I've run sites that have a lot of pages where 80%+ of the traffic is web crawler...

dredmorbius · on Aug 4, 2021

You might want to ask yourself, or your readers, what it is people are trying to access on your site that they cannot by other means.

The interfaces for many sites actively and with brutal effectiveness deny ready access to any content not currently featured on the homepage or stream feed. Search features are frequently nonexistent, crippled, or dysfunctional.

Last week I found myself stumbling across a now-archived radio programme on a website which afforded exceedingly poor access to the content. The show ran weekly for over a decade, with 531 episodes. Those are visible ... ten at a time ... through either the Archive or Search features.

Scraping the site gives me the full archive listing, all 11 years, in a single webpage, that loads in under a second. I can search that by date, title, or guest to find episodes of interest.

The utility of this (a few hours work on my part) is much higher than that of the site itself.

Often current web sites / apps are little more than wrappers around a JSON delivery-and-parsing engine. Dumping the raw JSON can be much more useful for a technical user. (Reddit, Diaspora, Mastodon, and Ello are several sites in which this is at least somewhat possible.)

Much of the suck is imposed by monetisation schemes. One project of mine, decrufting the Washington Post's website, resulted in article pages with two percent the weight of the originally-delivered payload.

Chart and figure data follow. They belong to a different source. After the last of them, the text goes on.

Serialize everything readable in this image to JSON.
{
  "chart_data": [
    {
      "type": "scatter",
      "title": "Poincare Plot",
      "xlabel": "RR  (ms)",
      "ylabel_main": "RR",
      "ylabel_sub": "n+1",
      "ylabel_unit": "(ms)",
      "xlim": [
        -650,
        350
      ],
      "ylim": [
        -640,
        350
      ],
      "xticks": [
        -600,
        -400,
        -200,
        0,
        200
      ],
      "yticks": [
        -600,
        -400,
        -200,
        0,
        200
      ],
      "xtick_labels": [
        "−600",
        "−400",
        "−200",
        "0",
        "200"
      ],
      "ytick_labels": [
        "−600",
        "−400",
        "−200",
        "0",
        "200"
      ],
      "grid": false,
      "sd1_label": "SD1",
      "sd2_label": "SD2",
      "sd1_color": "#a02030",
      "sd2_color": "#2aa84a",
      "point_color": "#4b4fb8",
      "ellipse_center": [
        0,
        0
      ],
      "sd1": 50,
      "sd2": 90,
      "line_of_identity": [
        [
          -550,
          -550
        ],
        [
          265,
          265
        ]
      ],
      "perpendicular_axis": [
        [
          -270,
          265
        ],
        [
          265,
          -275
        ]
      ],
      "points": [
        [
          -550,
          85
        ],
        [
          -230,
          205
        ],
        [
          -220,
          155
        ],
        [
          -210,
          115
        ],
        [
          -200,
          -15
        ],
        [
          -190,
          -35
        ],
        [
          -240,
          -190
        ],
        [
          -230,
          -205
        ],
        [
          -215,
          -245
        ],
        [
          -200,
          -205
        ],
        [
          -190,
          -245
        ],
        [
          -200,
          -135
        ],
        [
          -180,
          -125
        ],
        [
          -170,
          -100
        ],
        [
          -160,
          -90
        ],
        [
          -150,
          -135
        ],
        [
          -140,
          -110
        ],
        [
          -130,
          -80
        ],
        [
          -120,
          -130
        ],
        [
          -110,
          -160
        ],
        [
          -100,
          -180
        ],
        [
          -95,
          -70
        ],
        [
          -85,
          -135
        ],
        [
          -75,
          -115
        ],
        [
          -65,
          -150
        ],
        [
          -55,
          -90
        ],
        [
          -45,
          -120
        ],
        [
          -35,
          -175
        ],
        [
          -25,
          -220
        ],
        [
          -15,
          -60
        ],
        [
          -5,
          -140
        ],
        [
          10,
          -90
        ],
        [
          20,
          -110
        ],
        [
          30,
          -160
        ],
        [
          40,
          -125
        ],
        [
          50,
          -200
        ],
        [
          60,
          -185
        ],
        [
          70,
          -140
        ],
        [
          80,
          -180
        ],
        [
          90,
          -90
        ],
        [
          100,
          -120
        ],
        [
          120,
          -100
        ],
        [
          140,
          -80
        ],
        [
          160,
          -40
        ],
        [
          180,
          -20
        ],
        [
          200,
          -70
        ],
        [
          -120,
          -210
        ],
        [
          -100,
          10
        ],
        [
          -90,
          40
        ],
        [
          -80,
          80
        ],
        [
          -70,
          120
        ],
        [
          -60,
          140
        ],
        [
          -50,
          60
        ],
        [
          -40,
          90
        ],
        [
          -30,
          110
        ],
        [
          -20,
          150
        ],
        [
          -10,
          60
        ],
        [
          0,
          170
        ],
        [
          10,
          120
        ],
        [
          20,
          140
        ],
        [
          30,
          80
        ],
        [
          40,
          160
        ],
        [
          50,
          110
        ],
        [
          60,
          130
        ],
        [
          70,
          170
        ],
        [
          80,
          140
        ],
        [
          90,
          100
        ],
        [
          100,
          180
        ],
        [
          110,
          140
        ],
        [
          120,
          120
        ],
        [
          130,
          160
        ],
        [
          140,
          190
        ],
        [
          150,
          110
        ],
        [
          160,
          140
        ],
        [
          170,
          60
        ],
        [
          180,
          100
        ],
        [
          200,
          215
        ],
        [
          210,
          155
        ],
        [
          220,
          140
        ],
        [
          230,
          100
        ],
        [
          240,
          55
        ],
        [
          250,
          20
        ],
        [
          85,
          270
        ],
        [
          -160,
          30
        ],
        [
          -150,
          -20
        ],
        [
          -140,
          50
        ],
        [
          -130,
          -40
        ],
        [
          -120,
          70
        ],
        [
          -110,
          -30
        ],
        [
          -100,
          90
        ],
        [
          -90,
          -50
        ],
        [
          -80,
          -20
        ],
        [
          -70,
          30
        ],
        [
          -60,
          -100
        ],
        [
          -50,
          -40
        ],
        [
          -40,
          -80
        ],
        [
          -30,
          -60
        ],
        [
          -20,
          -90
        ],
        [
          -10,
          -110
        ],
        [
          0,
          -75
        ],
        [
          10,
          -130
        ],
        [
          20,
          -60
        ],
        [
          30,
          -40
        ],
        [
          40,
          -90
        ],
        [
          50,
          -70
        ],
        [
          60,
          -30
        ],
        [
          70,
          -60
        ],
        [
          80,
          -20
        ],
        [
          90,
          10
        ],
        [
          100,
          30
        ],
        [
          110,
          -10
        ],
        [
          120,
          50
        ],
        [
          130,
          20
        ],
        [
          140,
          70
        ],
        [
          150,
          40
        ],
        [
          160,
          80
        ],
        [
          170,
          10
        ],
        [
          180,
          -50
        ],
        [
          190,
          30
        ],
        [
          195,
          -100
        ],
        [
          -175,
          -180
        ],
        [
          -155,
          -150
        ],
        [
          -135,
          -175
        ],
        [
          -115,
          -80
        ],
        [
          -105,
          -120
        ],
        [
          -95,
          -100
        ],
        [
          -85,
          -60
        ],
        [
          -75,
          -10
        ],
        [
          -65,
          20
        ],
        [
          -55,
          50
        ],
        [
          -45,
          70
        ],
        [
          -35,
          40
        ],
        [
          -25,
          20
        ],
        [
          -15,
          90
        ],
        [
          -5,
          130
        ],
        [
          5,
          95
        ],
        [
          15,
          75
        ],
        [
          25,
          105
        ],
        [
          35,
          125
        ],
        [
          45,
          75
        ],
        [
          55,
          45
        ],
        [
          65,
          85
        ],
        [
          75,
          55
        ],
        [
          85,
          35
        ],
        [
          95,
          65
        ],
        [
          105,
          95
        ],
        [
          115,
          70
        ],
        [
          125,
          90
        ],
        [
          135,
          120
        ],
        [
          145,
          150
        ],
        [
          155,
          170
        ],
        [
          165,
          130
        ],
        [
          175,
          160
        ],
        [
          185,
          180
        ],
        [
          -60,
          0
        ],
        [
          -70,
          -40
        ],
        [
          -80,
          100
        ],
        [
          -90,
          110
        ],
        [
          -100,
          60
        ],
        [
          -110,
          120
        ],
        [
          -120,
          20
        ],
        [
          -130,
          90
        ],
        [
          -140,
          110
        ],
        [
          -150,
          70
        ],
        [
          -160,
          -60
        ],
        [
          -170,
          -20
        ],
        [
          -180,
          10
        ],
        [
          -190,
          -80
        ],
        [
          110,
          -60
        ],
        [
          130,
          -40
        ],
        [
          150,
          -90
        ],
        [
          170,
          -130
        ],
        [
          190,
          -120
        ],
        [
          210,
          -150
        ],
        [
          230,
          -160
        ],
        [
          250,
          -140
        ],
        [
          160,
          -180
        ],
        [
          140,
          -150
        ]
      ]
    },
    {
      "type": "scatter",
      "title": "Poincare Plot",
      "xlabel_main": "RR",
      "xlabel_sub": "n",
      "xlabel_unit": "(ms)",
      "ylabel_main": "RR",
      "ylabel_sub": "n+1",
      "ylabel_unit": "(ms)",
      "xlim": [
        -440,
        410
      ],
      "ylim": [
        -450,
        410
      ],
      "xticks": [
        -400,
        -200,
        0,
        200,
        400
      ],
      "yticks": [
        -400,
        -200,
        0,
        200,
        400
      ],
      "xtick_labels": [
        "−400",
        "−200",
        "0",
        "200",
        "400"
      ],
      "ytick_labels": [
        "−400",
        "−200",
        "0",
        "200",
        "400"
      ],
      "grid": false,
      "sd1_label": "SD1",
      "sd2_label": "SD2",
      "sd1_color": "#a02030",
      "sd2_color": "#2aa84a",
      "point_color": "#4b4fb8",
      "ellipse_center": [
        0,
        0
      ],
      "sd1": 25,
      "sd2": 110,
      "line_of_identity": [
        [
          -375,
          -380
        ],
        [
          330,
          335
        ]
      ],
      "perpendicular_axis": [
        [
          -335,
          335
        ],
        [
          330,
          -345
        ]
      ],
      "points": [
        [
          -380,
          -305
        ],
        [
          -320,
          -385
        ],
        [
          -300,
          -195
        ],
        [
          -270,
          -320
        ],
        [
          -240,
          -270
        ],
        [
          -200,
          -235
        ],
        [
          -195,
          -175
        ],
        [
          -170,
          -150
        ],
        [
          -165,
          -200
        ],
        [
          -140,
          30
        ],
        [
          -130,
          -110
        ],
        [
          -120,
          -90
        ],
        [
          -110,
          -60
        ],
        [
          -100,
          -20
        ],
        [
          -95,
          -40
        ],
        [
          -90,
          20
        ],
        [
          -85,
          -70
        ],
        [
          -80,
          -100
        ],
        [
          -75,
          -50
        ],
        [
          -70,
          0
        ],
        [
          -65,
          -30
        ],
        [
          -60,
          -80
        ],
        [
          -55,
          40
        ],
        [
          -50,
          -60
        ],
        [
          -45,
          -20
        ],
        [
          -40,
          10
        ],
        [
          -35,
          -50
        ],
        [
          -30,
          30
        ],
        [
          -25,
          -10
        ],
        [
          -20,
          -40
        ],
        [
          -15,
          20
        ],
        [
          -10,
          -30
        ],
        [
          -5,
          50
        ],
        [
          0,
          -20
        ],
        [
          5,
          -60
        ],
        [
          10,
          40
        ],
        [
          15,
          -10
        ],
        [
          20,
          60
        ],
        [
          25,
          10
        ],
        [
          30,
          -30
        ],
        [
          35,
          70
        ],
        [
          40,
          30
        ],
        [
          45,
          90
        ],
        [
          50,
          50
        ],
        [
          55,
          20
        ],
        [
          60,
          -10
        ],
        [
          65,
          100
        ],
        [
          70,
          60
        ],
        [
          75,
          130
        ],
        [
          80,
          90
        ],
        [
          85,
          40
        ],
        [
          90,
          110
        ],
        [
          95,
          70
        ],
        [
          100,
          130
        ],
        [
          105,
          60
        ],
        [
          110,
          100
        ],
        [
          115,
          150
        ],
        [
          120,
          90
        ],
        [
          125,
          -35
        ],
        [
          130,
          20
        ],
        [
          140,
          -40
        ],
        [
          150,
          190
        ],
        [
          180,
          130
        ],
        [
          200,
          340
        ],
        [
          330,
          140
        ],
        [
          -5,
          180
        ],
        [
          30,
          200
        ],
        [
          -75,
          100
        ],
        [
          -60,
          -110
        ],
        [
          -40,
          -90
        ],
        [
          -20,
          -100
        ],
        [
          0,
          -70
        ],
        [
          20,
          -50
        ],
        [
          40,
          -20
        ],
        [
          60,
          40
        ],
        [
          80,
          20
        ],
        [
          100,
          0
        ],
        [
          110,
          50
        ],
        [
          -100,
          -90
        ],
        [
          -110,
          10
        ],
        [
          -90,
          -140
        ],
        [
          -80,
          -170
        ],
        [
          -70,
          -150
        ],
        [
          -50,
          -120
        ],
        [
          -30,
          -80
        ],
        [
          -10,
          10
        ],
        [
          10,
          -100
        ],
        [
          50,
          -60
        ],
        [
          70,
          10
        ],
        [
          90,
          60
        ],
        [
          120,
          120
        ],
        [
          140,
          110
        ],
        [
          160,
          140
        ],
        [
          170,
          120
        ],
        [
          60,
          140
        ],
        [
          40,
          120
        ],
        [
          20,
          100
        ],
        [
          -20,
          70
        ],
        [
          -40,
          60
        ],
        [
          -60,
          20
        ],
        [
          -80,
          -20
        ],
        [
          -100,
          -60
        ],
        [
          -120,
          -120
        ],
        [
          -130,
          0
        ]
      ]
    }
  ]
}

The de-cruftified version strips not only extraneous JS and CSS, but nags and teasers which are really nothing but distraction to me. Again, that's typical.

I'm aware that many scrapers are not benign. More than you might think are, and the fact that casual scraping is a problem for your delivery system reflects more poorly on it than them.

PaulHoule · on Aug 4, 2021

Adjunk, Sidebarjunk, Javascriptjunk, Popupwindowjunk, and the outlook that the most precious resource in the world are a few seconds when you are distracted are what motivates the Washington Post and most of the commercial web.

What you are doing stripping out the junk threatens those organizations at the core.

dredmorbius · on Aug 4, 2021

Good.

https://news.ycombinator.com/item?id=26893033

https://news.ycombinator.com/item?id=27803591

PaulHoule · on Aug 4, 2021

On mobile ads, trackers and all that crap cost the consumer more than the the ads make.

If mobile phone companies kicked back a fraction of the revenue they get to content creators they'd be better paid than they are now and Verizon would get the love that it has sought in vain. (e.g. who would say a bad word about the phone company?)

dredmorbius · on Aug 4, 2021

That's my argument.

Gobal ad spend, which mostly accrues to the wealthiest 1 billion or so, is about $600 billion. Some complex maths tells us that's $600 per person in the industrialised countries (G-20 / OECD, close enough). Global content spend is somewhere around $100 -- 200/year per capita. That's roughly the annual online ad spend.

Bundled into network provisioning, that's about $30--40 per household per month, all-you-can-eat. Information as a public good.

(My preference is for higher rates in more affluent areas, ideally by income.)

Trying to figure out WCPGW.

PaulHoule · on Aug 4, 2021

My personal model (emerging, there is a manifesto but I am rewriting it as we speak) is to rigorously control costs, focus on quality, stay small.

Think of the old phone company slogan "reach out and touch someone." If I can accomplish that and spend less than I do on food or clothes or my car then I win.

dredmorbius · on Aug 4, 2021

I'd be interested in seeing what you're developing.

The challenge, as I see it is that information is a public good (in the economic sense: nonrivalrous, nonexcludable, zero marginal cost, high fixed costs), and provision at scale requires either a complementary rents service (advertising, patronage, propaganda, fancy professional-services "shingle") or a tax. Busking or its public-broadcasting is another option, though that's highly lossy.

Any truthful publishing also requires a strong self-defence mechanism (protection against lawsuits, coercion, intimidation, protection rackets, etc.), a frequently underappreciated role played by publishers.

Charles Perrow's descriptions of the music industry (recorded and broadcast) circa 1945 -- 1985 is informative here (see his Complex Organizations https://www.worldcat.org/title/complex-organizations-a-criti...), notably the roles of publishers vs. front-line and studio musicians.

Kiro · on Aug 4, 2021

Not sure why you are attacking a poster specifically talking about Google, Bing and Baidu doing massive scraping. What you are talking about is something entirely different.

PaulHoule · on Aug 4, 2021

I don't feel attacked. I also don't blame him for being inflamed about the problem he's been inflamed at because I am inflamed about it too!

dredmorbius · on Aug 4, 2021

Fortunately I think we both managed to realise that before too many rounds of this ;-)

HellsMaddy · on Aug 4, 2021

Bing powers other search engines like DuckDuckGo, Ecosia, and Yahoo!. But I’m sure that even cumulatively the numbers are still small.